Semi-Thue system, which terminates

Question

I observed that with rewrite rules:

$abb \rightarrow bab $

$baa \rightarrow aba $

Every derivation ends, moreover, if there is same amount of $a$'s and $b$'s in input, then derivation ends in $(ab)^*+(ba)^*$.

Why do these two properties hold?

Answer 1

Consider the potential function $$ \Phi(w_1 \ldots w_n) = \sum_{i=2}^n 2^i 1_{w_i = w_{i-1}}. $$ Applying one of the rewrite rules always decreases the potential: if we change $abb$ to $bab$ at positions $i,i+1,i+2$, then we lost $2^{i+2}$ and might have gained $2^i$. Since the potential is non-negative, every derivation ends.

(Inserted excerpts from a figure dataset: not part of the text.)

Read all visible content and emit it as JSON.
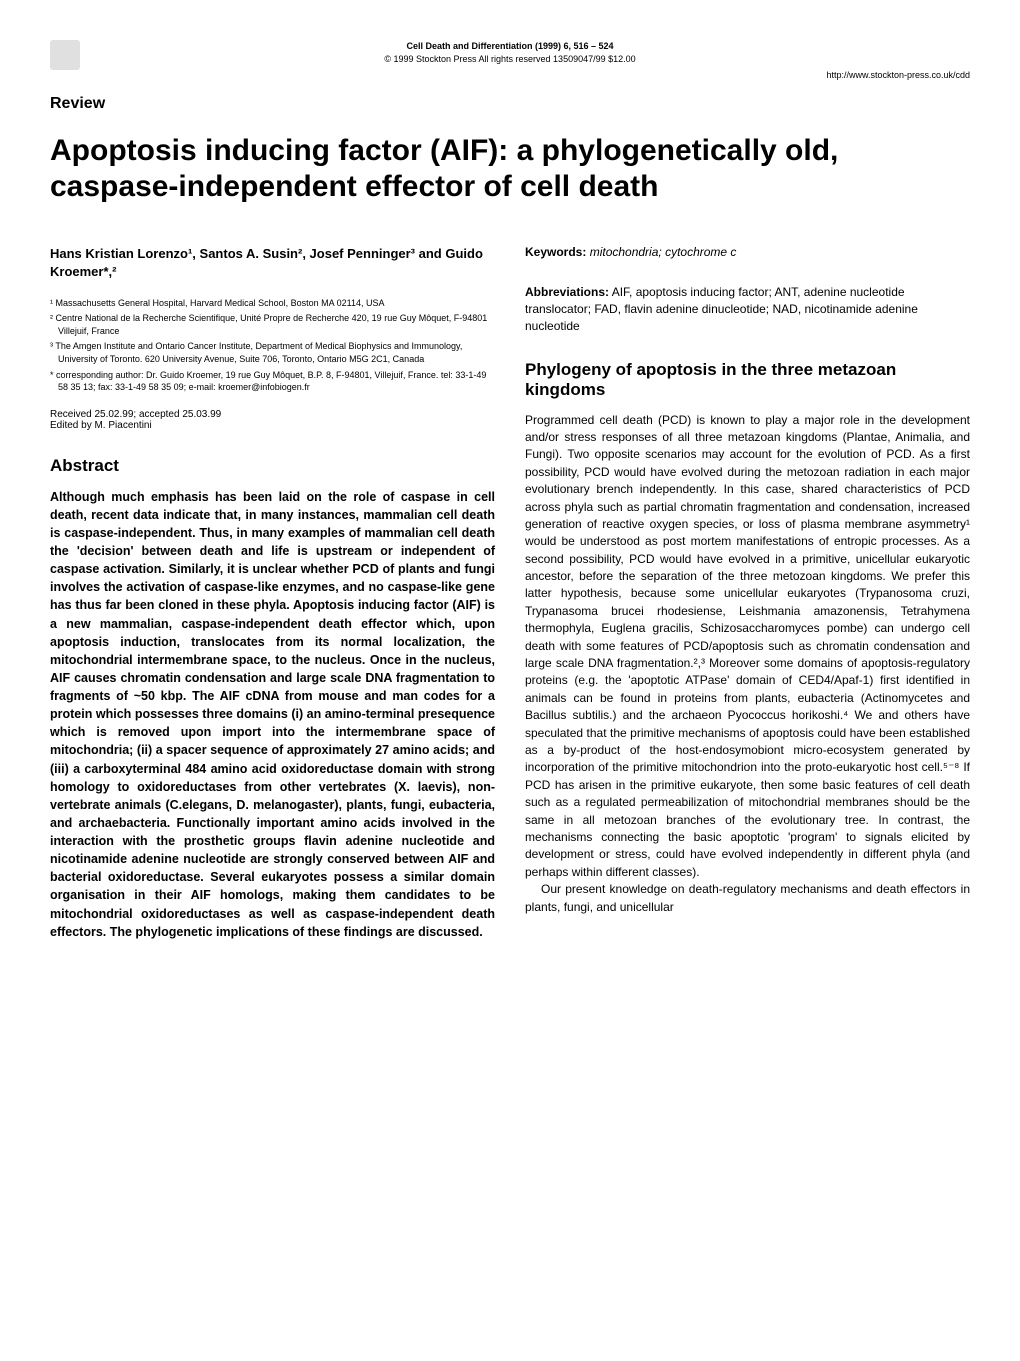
{
  "header": {
    "journal_title": "Cell Death and Differentiation (1999) 6, 516 – 524",
    "copyright": "© 1999 Stockton Press   All rights reserved 13509047/99 $12.00",
    "url": "http://www.stockton-press.co.uk/cdd"
  },
  "review_label": "Review",
  "article_title": "Apoptosis inducing factor (AIF): a phylogenetically old, caspase-independent effector of cell death",
  "authors": "Hans Kristian Lorenzo¹, Santos A. Susin², Josef Penninger³ and Guido Kroemer*,²",
  "affiliations": [
    "¹ Massachusetts General Hospital, Harvard Medical School, Boston MA 02114, USA",
    "² Centre National de la Recherche Scientifique, Unité Propre de Recherche 420, 19 rue Guy Môquet, F-94801 Villejuif, France",
    "³ The Amgen Institute and Ontario Cancer Institute, Department of Medical Biophysics and Immunology, University of Toronto. 620 University Avenue, Suite 706, Toronto, Ontario M5G 2C1, Canada",
    "* corresponding author: Dr. Guido Kroemer, 19 rue Guy Môquet, B.P. 8, F-94801, Villejuif, France. tel: 33-1-49 58 35 13; fax: 33-1-49 58 35 09; e-mail: kroemer@infobiogen.fr"
  ],
  "received": "Received 25.02.99; accepted 25.03.99\nEdited by M. Piacentini",
  "abstract_heading": "Abstract",
  "abstract_text": "Although much emphasis has been laid on the role of caspase in cell death, recent data indicate that, in many instances, mammalian cell death is caspase-independent. Thus, in many examples of mammalian cell death the 'decision' between death and life is upstream or independent of caspase activation. Similarly, it is unclear whether PCD of plants and fungi involves the activation of caspase-like enzymes, and no caspase-like gene has thus far been cloned in these phyla. Apoptosis inducing factor (AIF) is a new mammalian, caspase-independent death effector which, upon apoptosis induction, translocates from its normal localization, the mitochondrial intermembrane space, to the nucleus. Once in the nucleus, AIF causes chromatin condensation and large scale DNA fragmentation to fragments of ~50 kbp. The AIF cDNA from mouse and man codes for a protein which possesses three domains (i) an amino-terminal presequence which is removed upon import into the intermembrane space of mitochondria; (ii) a spacer sequence of approximately 27 amino acids; and (iii) a carboxyterminal 484 amino acid oxidoreductase domain with strong homology to oxidoreductases from other vertebrates (X. laevis), non-vertebrate animals (C.elegans, D. melanogaster), plants, fungi, eubacteria, and archaebacteria. Functionally important amino acids involved in the interaction with the prosthetic groups flavin adenine nucleotide and nicotinamide adenine nucleotide are strongly conserved between AIF and bacterial oxidoreductase. Several eukaryotes possess a similar domain organisation in their AIF homologs, making them candidates to be mitochondrial oxidoreductases as well as caspase-independent death effectors. The phylogenetic implications of these findings are discussed.",
  "keywords_label": "Keywords:",
  "keywords_text": " mitochondria; cytochrome c",
  "abbreviations_label": "Abbreviations:",
  "abbreviations_text": " AIF, apoptosis inducing factor; ANT, adenine nucleotide translocator; FAD, flavin adenine dinucleotide; NAD, nicotinamide adenine nucleotide",
  "section1_heading": "Phylogeny of apoptosis in the three metazoan kingdoms",
  "section1_p1": "Programmed cell death (PCD) is known to play a major role in the development and/or stress responses of all three metazoan kingdoms (Plantae, Animalia, and Fungi). Two opposite scenarios may account for the evolution of PCD. As a first possibility, PCD would have evolved during the metozoan radiation in each major evolutionary brench independently. In this case, shared characteristics of PCD across phyla such as partial chromatin fragmentation and condensation, increased generation of reactive oxygen species, or loss of plasma membrane asymmetry¹ would be understood as post mortem manifestations of entropic processes. As a second possibility, PCD would have evolved in a primitive, unicellular eukaryotic ancestor, before the separation of the three metozoan kingdoms. We prefer this latter hypothesis, because some unicellular eukaryotes (Trypanosoma cruzi, Trypanasoma brucei rhodesiense, Leishmania amazonensis, Tetrahymena thermophyla, Euglena gracilis, Schizosaccharomyces pombe) can undergo cell death with some features of PCD/apoptosis such as chromatin condensation and large scale DNA fragmentation.²,³ Moreover some domains of apoptosis-regulatory proteins (e.g. the 'apoptotic ATPase' domain of CED4/Apaf-1) first identified in animals can be found in proteins from plants, eubacteria (Actinomycetes and Bacillus subtilis.) and the archaeon Pyococcus horikoshi.⁴ We and others have speculated that the primitive mechanisms of apoptosis could have been established as a by-product of the host-endosymobiont micro-ecosystem generated by incorporation of the primitive mitochondrion into the proto-eukaryotic host cell.⁵⁻⁸ If PCD has arisen in the primitive eukaryote, then some basic features of cell death such as a regulated permeabilization of mitochondrial membranes should be the same in all metozoan branches of the evolutionary tree. In contrast, the mechanisms connecting the basic apoptotic 'program' to signals elicited by development or stress, could have evolved independently in different phyla (and perhaps within different classes).",
  "section1_p2": "Our present knowledge on death-regulatory mechanisms and death effectors in plants, fungi, and unicellular"
}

Suppose now that the initial word contained an equal number of $a$'s and $b$'s. The same is true for the final word, since the rules don't change the number of $a$'s or $b$'s. It therefore suffices to prove that any word that has $n$ letters $a$ and $n$ letters $b$, and doesn't contain $abb$ or $baa$, has the form $(ab)^n$ or $(ba)^n$. We prove this by induction.

The base cases $n=0,1$ are trivial, so suppose that $n \geq 2$. Assume without loss of generality that the final word ends with $b$. It must have a suffix of the form $ab^k$ (since it contains at least one $a$). Since it contains no $abb$, we must have $k = 1$. Remove the suffix $ab$ and apply induction to deduce that the word is either $(ab)^n$ or $(ba)^{n-1}ab$. The latter case cannot happen since it contains $baa$, and so the word must be $(ab)^n$.

We can slightly strengthen this result by noticing that the rewrite rules never change the final letter of the word. So we reach $(ab)^*$ if the original word terminated with $b$, and reach $(ba)^*$ otherwise.